Rationally driven by these policy contexts, particularly in recent years, an increasing number of hydrological, geomorphological and sedimentological studies have investigated sediment movement in the GBR adjacent catchments and subsequent sediment delivery to the GBR lagoon. Frameworks of studies include identifying sediment sources and erosion processes, estimating sediment loads, characterizing sediment transport processes both in the catchments and lagoon, and constructing sediment budgets. A series of studies published by Christopher Fielding and colleagues in the late 1990s and early 2000s provide a notable mass of knowledge on sediment movement, sedimentary features and related landforms in the GBR adjacent catchments and near-shore lagoon (e.g.
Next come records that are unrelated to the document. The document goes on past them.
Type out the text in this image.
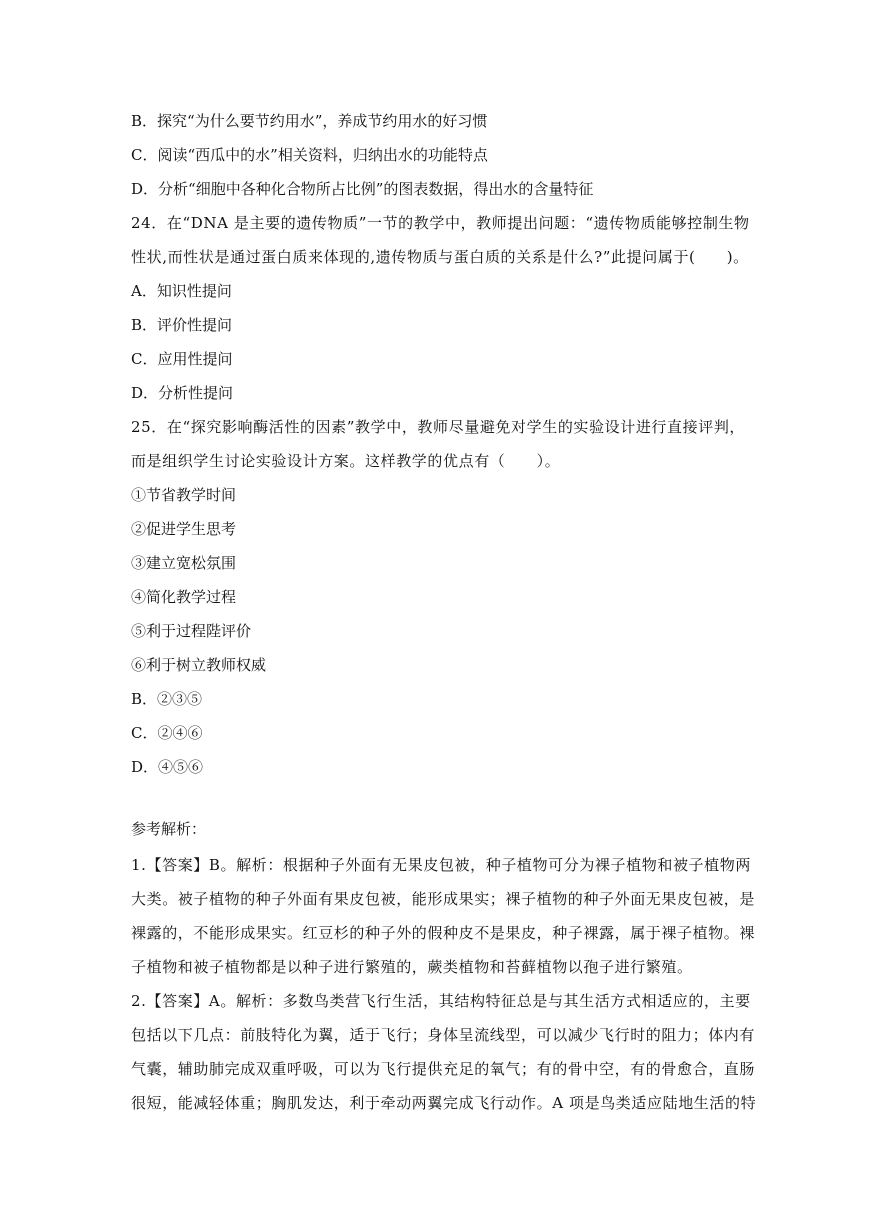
B．探究“为什么要节约用水”，养成节约用水的好习惯
C．阅读“西瓜中的水”相关资料，归纳出水的功能特点
D．分析“细胞中各种化合物所占比例”的图表数据，得出水的含量特征

24．在“DNA 是主要的遗传物质”一节的教学中，教师提出问题：“遗传物质能够控制生物

性状,而性状是通过蛋白质来体现的,遗传物质与蛋白质的关系是什么?”此提问属于(　　)。

A．知识性提问
B．评价性提问
C．应用性提问
D．分析性提问

25．在“探究影响酶活性的因素”教学中，教师尽量避免对学生的实验设计进行直接评判，

而是组织学生讨论实验设计方案。这样教学的优点有（　　）。

①节省教学时间
②促进学生思考
③建立宽松氛围
④简化教学过程
⑤利于过程陛评价
⑥利于树立教师权威
B．②③⑤
C．②④⑥
D．④⑤⑥
参考解析：

1.【答案】B。解析：根据种子外面有无果皮包被，种子植物可分为裸子植物和被子植物两

大类。被子植物的种子外面有果皮包被，能形成果实；裸子植物的种子外面无果皮包被，是

裸露的，不能形成果实。红豆杉的种子外的假种皮不是果皮，种子裸露，属于裸子植物。裸

子植物和被子植物都是以种子进行繁殖的，蕨类植物和苔藓植物以孢子进行繁殖。

2.【答案】A。解析：多数鸟类营飞行生活，其结构特征总是与其生活方式相适应的，主要

包括以下几点：前肢特化为翼，适于飞行；身体呈流线型，可以减少飞行时的阻力；体内有

气囊，辅助肺完成双重呼吸，可以为飞行提供充足的氧气；有的骨中空，有的骨愈合，直肠

很短，能减轻体重；胸肌发达，利于牵动两翼完成飞行动作。A 项是鸟类适应陆地生活的特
Fielding et al., 1996, Terra Nova 8, 447-457; Fielding et al., 2006, Journal of Sedimentary Research 76, 411-428). More recent studies, Kroon et al. (Marine Pollution Bulletin 65, 167-181, 2012) estimated a 5.5-fold increase in current total suspended solids since the European settlement in the late 18th century. Lewis et al. (Earth and Planetary Science Letters 393, 146-158, 2014) revealed that most fine sediment from the Burdekin River, the largest single source of sediment to the GBR lagoon, was retained within 50 km of the river mouth into the lagoon, rather than advected northwards via longshore drift processes. While the ‘whole-of-catchment’ approach is guided by the Reef Water Quality Protection Plan and recent catchment-scale studies have significantly accumulated knowledge of sediment movement and delivery in the GBR adjacent catchments, hydrogeomorphic studies at finer scales in major source areas that consider transport routes would further reveal important and key mechanisms of sediment movement and delivery processes.